Walter A. Zelman and Robert A. Berenson argue that many criticisms of managed care tend to idealize the costly and fragmented insurance system it supplanted, without pinpointing the true inadequacies of today’s managed care. In addition to providing reasoned answers to the most alarmist critiques of managed care, the authors maintain that it has not fulfilled its potential to improve the overall quality of care.
The authors propose thirteen concrete recommendations for raising quality in managed care programs, ranging from enacting additional legal protections and increased disclosure to putting the purchasing power in the hands of those who care most about quality — individuals, rather than employers.
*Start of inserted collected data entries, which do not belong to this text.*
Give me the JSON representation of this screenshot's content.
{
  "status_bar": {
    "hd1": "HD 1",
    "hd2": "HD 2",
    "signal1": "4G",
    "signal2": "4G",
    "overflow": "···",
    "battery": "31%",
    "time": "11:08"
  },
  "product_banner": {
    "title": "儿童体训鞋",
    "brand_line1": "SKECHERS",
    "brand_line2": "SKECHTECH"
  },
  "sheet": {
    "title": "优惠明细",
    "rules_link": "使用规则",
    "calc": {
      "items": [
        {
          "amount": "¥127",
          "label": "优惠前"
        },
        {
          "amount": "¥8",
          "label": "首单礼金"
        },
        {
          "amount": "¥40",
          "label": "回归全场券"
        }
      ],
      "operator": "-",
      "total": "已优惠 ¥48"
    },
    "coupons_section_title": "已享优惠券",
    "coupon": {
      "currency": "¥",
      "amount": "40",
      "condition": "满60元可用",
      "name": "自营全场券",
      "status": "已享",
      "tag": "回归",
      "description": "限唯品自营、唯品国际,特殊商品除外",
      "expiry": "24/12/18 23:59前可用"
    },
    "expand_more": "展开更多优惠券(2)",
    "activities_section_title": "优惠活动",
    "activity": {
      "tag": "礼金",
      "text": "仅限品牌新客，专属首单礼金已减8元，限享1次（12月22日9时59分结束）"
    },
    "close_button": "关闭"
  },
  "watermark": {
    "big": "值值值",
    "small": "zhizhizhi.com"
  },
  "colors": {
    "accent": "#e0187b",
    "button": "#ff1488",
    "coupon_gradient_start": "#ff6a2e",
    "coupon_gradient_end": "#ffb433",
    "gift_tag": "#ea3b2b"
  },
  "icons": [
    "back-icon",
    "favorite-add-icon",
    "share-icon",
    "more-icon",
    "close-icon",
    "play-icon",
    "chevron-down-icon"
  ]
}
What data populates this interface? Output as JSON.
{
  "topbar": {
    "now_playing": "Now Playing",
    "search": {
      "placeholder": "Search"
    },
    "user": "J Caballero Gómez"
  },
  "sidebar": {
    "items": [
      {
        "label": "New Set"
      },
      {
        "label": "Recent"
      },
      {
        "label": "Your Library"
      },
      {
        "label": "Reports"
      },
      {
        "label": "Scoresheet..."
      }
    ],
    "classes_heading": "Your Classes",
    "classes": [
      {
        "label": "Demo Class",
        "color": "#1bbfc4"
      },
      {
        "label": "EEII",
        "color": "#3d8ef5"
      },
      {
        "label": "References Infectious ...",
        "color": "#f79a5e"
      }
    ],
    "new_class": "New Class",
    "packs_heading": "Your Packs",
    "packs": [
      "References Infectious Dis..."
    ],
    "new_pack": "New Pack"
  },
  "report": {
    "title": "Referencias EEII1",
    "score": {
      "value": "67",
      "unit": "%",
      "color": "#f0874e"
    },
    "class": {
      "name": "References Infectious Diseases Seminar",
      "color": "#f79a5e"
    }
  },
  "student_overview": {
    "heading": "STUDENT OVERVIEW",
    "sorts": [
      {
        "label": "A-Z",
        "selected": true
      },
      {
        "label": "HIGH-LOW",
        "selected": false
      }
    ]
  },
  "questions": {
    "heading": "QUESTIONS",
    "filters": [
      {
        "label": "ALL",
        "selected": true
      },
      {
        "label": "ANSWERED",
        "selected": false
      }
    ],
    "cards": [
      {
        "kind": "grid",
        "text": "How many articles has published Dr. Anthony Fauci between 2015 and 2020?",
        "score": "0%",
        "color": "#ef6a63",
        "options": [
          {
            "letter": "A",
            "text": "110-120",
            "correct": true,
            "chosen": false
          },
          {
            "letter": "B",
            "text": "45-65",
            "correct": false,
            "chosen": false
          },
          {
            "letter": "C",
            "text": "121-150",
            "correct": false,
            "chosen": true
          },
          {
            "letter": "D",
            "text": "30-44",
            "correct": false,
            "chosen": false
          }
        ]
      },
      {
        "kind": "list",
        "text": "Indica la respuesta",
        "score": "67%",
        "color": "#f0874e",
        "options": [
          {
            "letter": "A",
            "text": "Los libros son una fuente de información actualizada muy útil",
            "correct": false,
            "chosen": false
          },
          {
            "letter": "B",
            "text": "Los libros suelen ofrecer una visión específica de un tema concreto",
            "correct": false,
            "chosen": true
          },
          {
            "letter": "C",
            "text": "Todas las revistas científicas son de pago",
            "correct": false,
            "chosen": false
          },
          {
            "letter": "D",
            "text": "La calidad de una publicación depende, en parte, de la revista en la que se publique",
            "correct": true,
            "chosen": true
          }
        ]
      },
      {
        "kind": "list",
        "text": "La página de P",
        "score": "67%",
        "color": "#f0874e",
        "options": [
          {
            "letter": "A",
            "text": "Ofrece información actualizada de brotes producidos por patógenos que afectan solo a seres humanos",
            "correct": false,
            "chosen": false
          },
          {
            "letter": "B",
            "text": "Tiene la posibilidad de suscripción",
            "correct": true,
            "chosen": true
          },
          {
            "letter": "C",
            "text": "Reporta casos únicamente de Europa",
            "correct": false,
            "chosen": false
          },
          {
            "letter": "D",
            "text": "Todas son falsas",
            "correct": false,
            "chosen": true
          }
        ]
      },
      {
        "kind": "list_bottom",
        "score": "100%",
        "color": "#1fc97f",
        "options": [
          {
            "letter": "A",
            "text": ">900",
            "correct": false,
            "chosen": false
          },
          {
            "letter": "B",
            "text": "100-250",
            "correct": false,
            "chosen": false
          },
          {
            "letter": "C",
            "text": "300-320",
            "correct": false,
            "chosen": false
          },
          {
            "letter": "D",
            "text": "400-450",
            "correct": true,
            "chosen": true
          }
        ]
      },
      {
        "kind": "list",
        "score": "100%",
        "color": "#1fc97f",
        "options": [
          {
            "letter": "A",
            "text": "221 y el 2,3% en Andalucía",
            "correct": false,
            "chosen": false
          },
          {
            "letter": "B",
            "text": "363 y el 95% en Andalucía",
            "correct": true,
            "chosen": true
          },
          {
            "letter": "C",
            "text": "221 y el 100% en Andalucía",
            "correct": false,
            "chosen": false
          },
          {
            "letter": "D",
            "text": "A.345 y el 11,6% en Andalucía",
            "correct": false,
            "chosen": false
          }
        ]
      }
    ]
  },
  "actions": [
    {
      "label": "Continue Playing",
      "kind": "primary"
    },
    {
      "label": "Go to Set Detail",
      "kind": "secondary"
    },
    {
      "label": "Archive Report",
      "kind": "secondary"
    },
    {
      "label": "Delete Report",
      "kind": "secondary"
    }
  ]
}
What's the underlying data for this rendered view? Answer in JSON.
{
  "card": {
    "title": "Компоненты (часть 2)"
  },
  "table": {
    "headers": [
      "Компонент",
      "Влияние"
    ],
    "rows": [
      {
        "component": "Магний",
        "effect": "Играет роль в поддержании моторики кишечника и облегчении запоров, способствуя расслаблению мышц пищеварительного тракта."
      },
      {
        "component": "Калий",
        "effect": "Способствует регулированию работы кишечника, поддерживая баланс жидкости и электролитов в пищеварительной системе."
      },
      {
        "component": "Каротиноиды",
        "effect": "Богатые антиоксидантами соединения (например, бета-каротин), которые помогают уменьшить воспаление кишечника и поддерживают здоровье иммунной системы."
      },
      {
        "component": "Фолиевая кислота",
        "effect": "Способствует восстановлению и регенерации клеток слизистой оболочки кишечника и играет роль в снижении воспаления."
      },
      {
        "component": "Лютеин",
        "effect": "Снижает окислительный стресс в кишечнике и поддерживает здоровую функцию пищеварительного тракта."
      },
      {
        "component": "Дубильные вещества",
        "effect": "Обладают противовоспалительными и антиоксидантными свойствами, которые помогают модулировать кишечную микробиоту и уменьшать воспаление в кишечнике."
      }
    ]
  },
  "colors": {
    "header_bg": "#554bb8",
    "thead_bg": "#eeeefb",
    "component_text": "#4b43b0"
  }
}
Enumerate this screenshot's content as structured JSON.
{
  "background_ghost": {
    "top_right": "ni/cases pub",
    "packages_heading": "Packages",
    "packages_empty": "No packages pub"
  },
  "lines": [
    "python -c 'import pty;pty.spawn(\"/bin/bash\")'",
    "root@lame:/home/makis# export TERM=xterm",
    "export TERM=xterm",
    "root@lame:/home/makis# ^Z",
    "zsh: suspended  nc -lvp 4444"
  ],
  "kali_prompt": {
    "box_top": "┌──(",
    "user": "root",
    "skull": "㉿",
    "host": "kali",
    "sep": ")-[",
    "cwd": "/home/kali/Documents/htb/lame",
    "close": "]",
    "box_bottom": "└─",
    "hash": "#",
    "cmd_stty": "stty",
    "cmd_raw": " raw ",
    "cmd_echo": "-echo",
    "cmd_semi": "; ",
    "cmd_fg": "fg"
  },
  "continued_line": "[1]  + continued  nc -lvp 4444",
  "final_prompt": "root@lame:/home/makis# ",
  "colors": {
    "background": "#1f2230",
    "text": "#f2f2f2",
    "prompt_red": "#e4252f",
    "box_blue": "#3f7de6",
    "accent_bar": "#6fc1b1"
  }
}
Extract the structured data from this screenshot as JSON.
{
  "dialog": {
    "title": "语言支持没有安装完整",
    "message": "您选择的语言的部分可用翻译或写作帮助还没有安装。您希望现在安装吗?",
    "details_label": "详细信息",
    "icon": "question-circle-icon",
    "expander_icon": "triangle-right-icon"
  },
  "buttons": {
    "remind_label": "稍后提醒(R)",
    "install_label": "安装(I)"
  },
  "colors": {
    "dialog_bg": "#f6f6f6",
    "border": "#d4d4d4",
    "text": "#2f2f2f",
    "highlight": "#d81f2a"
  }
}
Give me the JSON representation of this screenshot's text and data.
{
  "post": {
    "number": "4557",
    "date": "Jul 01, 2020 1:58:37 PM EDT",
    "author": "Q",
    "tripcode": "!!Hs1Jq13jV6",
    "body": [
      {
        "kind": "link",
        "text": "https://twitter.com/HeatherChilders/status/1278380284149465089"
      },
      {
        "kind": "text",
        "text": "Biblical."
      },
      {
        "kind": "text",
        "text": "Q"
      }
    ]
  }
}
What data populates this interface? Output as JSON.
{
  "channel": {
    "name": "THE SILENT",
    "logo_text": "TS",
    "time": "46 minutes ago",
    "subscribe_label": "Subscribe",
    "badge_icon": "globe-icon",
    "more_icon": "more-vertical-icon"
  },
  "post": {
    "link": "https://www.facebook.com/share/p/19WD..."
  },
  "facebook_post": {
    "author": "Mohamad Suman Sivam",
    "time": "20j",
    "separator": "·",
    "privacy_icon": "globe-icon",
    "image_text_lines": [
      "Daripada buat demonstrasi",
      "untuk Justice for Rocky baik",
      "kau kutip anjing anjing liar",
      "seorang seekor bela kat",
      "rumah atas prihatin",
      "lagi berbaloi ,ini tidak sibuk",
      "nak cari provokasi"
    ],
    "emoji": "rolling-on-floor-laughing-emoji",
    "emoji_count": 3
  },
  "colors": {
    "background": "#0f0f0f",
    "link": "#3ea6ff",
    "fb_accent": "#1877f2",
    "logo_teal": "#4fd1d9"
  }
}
With practical solutions for making managed care better, The Managed Care Blues and How to Cure Them is a bold call for greater consumer protection, knowledge, and power in the health care arena.
Reviews
"Timely . . . presents a well balanced review of the managed health care world as it actually exists. . . . provides a fine resource for those who genuinely want, or need, to take a balanced review of managed health care . . . The authors provide a worthy service in elucidating, as clearly and articulately as one might hope, a fair discussion of issues in the industry."—Healthplan
"At long last, an honest, frank appraisal of managed care, by two of the nation’s most respected policy analysts. A must read for anyone concerned about these critical issues."—Philip R. Lee, MD, former Secretary of Health and professor emeritus, School of Medicine, University of California, San Francisco
"Zelman and Berenson have written one of the most important health policy books of the decade. It identifies the phony managed care issues—false consumerism and hysteria over anecdotes and then moves on to the true issues—its failure to fulfill its potential to improve quality of care and to build a system of evidenced-based care. Their ability to explain the complex simply makes the reading a pleasure."—Jon Gabel, director, Center for Survey Research, KPMG Peat Marwick, LLP
"A provocative account of where our health care system is, where it was, and where it is going. It broadens the debate and raises compelling questions for all stakeholders."—Karen Ignagni, president, American Association of Health Plans
About the Author
Walter A. Zelman is an instructor in health policy and management at the School of Public Health at Harvard University. He has served as a special deputy to the commissioner of the California Department of Insurance and as the California director of Common Cause, the public interest group.
Robert A. Berenson, MD, is currently director of the Center for Health Policy Plus and Providers in the Health Care Financing Administration, Department of Health and Human Services. He has practiced medicine for more than twenty years and was the founder and medical director of the National Capital Preferred Provider Organization.
Both authors have served as health policy advisors to the White House.